The And, Or, and Not
Additional operators to know are certain words that, when used as operators, must be typed in all caps; these include AND, OR and NOT.  Typing these words all in caps tells the search engine to treat the words as a command, which defines how the search is down, and not as another keyword to search for.  The operator OR is used when you have more than one keyword or sets of keywords that you want to find information on either one or the other.  Putting different groups of keyword phrases within quotations and typing OR between them will produces search results that use either the first set of keywords, or the other, or both when the match applies.  A search for [college “low tuition” OR “job placement”] will show results for sites that have college information on just “low tuition,” while others only talk about “job placement,” and others still talk about both.
The NOT operator will exclude a keyword or grouped keywords, from being matched during a search.  Doing a search for a used laptop, might produce results for laptops are that broken and need repair, where as you want a cheap, working laptop you can use.  Using the word NOT, followed by common keywords associated with the broken items – like “as is,” “for parts,” etc – will remove those keywords from the search results.  Another way to apply this operator is with the minus symbol.  This character immediately followed by a keyword or phrase will likewise prevent that data from being matched in the search.  It’s important that, in the event of using this operator; to always have a space prior to the minus sign, to distinguish between a symbol for the NOT operator and a common hyphenated word.

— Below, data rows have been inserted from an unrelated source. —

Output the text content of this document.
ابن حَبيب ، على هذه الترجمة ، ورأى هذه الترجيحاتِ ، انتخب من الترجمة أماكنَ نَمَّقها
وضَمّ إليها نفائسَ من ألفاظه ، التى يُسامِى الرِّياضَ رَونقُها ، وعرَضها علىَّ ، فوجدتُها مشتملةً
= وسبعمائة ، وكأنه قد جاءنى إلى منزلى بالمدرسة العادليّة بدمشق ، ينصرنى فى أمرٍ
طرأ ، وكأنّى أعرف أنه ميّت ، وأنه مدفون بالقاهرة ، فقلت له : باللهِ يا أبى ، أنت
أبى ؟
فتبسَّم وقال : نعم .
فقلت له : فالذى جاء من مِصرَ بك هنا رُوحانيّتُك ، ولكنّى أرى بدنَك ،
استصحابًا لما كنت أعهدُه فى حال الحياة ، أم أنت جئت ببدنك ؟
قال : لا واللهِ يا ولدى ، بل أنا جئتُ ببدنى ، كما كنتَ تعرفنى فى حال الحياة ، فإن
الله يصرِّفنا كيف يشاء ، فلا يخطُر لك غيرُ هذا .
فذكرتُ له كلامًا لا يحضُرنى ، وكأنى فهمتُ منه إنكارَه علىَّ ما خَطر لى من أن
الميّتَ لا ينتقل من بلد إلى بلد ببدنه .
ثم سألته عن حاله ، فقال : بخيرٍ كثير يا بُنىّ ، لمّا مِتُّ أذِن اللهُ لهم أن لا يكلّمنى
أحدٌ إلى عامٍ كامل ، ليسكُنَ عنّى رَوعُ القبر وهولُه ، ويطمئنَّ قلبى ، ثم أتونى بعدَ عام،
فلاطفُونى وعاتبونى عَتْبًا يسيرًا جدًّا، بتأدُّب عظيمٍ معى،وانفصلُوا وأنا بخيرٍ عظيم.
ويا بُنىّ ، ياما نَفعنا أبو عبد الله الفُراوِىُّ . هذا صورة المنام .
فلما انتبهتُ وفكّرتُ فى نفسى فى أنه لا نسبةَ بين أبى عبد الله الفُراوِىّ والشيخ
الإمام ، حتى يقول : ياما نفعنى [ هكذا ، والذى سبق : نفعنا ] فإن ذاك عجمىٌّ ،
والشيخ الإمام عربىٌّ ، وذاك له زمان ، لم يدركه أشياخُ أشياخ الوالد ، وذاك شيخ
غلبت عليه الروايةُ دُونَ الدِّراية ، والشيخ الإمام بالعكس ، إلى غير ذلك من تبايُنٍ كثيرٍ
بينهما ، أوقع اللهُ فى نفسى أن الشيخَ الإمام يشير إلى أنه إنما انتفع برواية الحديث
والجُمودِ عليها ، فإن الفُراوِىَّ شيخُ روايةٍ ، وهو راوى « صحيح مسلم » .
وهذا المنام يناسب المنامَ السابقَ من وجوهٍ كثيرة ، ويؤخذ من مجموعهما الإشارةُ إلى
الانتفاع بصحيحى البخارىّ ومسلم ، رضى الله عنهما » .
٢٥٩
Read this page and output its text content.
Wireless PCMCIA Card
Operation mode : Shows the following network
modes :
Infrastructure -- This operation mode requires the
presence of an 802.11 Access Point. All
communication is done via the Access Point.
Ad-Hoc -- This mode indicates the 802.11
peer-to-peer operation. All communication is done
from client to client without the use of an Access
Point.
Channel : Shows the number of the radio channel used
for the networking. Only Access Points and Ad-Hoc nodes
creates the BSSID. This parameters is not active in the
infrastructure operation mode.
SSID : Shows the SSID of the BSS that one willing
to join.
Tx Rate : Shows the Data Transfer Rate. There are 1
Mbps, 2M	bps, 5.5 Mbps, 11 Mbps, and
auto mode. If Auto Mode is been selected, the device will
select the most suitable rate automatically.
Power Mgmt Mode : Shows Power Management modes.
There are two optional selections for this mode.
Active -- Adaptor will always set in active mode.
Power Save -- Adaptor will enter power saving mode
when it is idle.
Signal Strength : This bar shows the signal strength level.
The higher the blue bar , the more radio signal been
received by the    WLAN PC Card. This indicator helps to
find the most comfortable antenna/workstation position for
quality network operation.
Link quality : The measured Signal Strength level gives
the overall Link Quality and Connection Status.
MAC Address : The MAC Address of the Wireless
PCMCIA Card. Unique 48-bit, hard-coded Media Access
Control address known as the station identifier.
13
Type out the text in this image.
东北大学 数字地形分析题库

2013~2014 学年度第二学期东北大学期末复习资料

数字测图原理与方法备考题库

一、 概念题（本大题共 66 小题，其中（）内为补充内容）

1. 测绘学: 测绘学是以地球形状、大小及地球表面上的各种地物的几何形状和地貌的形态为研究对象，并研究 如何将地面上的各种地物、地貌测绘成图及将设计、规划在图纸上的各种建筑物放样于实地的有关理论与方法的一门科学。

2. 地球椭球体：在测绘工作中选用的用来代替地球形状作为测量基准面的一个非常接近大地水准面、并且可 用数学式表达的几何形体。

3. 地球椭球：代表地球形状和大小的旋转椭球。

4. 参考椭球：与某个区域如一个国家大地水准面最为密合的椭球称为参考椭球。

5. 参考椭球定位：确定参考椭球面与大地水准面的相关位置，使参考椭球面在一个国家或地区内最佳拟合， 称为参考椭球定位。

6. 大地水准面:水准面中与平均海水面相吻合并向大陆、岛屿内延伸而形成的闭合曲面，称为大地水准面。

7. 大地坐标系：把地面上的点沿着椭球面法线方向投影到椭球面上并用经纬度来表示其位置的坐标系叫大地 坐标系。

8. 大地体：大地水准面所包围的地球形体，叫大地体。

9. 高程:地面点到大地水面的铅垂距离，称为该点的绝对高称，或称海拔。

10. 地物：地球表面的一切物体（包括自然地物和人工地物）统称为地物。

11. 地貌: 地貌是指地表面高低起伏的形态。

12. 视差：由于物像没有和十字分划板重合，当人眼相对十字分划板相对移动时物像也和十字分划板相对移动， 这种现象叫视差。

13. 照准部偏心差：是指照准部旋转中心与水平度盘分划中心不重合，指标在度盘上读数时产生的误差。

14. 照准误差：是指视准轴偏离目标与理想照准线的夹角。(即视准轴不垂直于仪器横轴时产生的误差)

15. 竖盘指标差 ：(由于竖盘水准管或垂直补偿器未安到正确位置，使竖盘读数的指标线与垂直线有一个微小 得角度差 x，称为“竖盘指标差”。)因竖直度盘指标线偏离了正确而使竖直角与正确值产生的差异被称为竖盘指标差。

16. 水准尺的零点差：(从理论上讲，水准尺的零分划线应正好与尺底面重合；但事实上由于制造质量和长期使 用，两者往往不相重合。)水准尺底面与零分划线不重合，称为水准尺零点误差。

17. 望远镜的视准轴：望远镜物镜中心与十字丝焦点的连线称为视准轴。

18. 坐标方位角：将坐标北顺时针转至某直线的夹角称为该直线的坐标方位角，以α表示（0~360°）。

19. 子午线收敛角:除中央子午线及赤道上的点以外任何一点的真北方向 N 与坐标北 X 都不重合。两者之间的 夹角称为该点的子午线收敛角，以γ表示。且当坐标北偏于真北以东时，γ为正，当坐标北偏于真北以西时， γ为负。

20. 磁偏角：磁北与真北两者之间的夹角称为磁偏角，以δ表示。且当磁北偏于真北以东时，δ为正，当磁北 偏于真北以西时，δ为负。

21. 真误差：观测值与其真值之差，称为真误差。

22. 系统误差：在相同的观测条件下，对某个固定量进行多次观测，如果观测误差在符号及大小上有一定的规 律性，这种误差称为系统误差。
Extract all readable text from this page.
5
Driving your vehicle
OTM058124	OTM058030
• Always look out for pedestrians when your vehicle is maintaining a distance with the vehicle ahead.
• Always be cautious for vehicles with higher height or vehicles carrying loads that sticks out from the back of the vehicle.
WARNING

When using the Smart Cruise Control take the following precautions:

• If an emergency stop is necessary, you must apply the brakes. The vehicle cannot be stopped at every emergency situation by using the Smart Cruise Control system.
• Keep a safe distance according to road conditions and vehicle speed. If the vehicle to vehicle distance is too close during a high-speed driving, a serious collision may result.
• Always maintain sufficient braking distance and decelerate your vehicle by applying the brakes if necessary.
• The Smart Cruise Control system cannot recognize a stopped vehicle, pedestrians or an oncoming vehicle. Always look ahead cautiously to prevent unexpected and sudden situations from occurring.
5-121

The word AND, all in caps, is also an operator that tells search engines how to behave.  As the word might suggest, this operate tells the search engine that the terms being searched immediately following the keywords, must be kept as part of the search criteria and any results must include that phrase or keyword.  This is likewise done using the plus symbol.
The Use of Symbols
Finally, an important operator is the asterisk symbol.  This symbol is used to fill in where people doing a search and they aren’t sure, or don’t remember, a full name or description of what they’re looking for.  Replacing what you don’t know or can’t recall with an asterisk, tells search engines to do a search based on the rest of the keywords and look for any matches that fills in the missing details wherever you placed the asterisk.
With each refinement and additional tip applied to your search, the search results get narrowed down; until finally the information you’re looking for is found.